Despite his longstanding willingness to follow the “land for peace” formula, albeit on much stricter conditions than his Labour predecessors, Prime Minister Benjamin Netanyahu has a reputation for being a “hard-line” leader that pulls no punches. He is viewed as willing to do whatever it takes to secure Israel from danger both externally and internally.

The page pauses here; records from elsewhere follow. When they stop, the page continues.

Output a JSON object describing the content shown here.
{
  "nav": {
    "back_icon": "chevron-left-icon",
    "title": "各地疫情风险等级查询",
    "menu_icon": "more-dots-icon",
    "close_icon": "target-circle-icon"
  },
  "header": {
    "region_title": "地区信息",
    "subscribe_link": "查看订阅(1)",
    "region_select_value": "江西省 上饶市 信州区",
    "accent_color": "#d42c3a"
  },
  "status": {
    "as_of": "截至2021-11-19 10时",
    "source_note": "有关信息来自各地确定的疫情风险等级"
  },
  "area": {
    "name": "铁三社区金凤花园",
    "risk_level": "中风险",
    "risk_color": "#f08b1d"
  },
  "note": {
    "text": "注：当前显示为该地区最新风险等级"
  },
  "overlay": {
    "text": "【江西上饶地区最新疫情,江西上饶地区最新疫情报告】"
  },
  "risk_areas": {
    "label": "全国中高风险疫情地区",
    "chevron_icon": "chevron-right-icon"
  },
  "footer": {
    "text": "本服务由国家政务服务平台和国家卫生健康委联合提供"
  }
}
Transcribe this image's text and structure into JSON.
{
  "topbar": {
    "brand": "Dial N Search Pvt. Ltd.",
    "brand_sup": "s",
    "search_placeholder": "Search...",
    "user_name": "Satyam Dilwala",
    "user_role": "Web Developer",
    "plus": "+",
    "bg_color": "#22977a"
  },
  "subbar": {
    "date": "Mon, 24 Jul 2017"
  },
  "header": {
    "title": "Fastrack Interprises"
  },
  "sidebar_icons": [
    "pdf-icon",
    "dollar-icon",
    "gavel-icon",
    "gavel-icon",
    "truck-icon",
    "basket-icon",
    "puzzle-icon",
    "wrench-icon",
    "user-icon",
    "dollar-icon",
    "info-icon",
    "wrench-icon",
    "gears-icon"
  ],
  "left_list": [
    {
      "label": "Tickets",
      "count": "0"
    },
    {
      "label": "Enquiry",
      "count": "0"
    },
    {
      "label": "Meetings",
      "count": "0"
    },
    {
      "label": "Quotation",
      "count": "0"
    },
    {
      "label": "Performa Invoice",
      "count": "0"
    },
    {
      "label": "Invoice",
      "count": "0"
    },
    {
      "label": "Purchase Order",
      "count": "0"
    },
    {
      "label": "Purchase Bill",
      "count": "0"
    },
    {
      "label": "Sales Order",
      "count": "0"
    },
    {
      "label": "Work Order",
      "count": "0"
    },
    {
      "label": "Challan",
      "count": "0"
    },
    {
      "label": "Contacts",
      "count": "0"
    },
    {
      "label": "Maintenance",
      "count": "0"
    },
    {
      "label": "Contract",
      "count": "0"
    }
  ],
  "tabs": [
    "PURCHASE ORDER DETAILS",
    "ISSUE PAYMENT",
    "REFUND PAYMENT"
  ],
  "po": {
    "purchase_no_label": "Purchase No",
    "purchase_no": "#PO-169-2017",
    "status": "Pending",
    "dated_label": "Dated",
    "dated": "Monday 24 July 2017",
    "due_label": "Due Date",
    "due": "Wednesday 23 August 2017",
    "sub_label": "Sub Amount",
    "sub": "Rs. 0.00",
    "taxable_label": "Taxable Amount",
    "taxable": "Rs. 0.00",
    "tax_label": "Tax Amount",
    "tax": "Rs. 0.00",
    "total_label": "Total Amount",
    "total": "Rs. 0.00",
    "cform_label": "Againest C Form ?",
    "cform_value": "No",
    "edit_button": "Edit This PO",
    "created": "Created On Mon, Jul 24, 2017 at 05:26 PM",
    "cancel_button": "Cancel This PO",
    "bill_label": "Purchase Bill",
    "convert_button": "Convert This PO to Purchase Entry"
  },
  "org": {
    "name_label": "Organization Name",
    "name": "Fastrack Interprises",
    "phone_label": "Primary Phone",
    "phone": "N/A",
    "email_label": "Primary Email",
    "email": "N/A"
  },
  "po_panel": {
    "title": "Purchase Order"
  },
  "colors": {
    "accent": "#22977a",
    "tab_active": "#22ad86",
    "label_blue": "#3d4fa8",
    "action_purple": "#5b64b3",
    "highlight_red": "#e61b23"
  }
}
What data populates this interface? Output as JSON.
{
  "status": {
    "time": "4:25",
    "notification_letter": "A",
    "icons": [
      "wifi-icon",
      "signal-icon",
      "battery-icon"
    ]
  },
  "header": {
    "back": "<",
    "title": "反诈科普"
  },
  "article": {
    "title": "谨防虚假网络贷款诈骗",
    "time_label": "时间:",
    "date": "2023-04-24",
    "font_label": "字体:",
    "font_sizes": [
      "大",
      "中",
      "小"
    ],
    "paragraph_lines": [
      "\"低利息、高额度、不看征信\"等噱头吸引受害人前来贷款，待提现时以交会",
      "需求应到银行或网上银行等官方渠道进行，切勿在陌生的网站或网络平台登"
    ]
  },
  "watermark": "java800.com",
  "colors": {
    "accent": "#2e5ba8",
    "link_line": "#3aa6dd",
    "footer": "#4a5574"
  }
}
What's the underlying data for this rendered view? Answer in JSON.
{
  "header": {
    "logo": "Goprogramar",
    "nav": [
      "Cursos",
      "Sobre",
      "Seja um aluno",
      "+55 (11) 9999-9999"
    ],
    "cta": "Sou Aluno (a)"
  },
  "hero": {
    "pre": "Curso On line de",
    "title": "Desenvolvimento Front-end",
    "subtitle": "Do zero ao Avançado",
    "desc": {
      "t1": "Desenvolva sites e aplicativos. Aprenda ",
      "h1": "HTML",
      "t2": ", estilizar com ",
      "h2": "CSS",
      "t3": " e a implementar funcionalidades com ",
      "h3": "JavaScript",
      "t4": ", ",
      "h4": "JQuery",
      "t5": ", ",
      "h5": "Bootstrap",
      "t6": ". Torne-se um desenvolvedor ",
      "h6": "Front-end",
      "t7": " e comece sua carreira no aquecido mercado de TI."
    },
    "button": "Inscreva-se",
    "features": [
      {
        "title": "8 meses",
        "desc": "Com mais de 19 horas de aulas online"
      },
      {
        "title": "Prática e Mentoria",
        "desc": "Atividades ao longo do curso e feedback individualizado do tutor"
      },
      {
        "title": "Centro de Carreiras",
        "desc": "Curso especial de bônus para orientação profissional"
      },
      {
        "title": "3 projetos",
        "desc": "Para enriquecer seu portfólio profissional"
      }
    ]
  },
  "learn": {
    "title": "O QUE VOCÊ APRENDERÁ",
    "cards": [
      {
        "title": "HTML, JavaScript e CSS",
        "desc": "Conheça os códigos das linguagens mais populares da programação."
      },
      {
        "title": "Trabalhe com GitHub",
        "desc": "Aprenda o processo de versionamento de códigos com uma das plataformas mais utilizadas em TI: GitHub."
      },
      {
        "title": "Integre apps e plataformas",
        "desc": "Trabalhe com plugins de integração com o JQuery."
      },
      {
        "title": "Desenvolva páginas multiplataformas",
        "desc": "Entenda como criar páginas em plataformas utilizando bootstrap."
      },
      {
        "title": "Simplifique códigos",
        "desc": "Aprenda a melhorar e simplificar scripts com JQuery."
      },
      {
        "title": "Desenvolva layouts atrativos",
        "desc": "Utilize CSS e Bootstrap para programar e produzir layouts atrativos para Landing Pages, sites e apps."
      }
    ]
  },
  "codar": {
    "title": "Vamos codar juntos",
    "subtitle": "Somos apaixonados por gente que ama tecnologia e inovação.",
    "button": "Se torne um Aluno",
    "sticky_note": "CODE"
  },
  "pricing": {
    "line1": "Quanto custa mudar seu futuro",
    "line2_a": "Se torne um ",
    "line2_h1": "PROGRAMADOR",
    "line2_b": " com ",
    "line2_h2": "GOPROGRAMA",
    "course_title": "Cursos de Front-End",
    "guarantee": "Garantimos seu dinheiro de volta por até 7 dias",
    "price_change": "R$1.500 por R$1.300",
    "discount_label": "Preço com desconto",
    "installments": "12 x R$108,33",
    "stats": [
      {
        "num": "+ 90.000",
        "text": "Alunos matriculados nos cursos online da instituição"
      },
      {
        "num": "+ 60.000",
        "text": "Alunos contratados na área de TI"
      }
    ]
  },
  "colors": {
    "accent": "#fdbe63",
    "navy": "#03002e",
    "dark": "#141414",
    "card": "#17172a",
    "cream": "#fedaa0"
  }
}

 History has shown that Israel not only does what it needs to militarily to ensure its own security, but will cede territory in exchange for peace treaties that ensure mutual security between states (i.e. Israel’s agreements with Egypt and Jordan). Israel has made generous offers to the Palestinians in the Oslo Accords, the Taba Accords, and other offers which have been consistently rejected by the Palestinians. Last month, Netanyahu, like Israel’s previous leaders, expressed interest in establishing direct negotiations with Syria.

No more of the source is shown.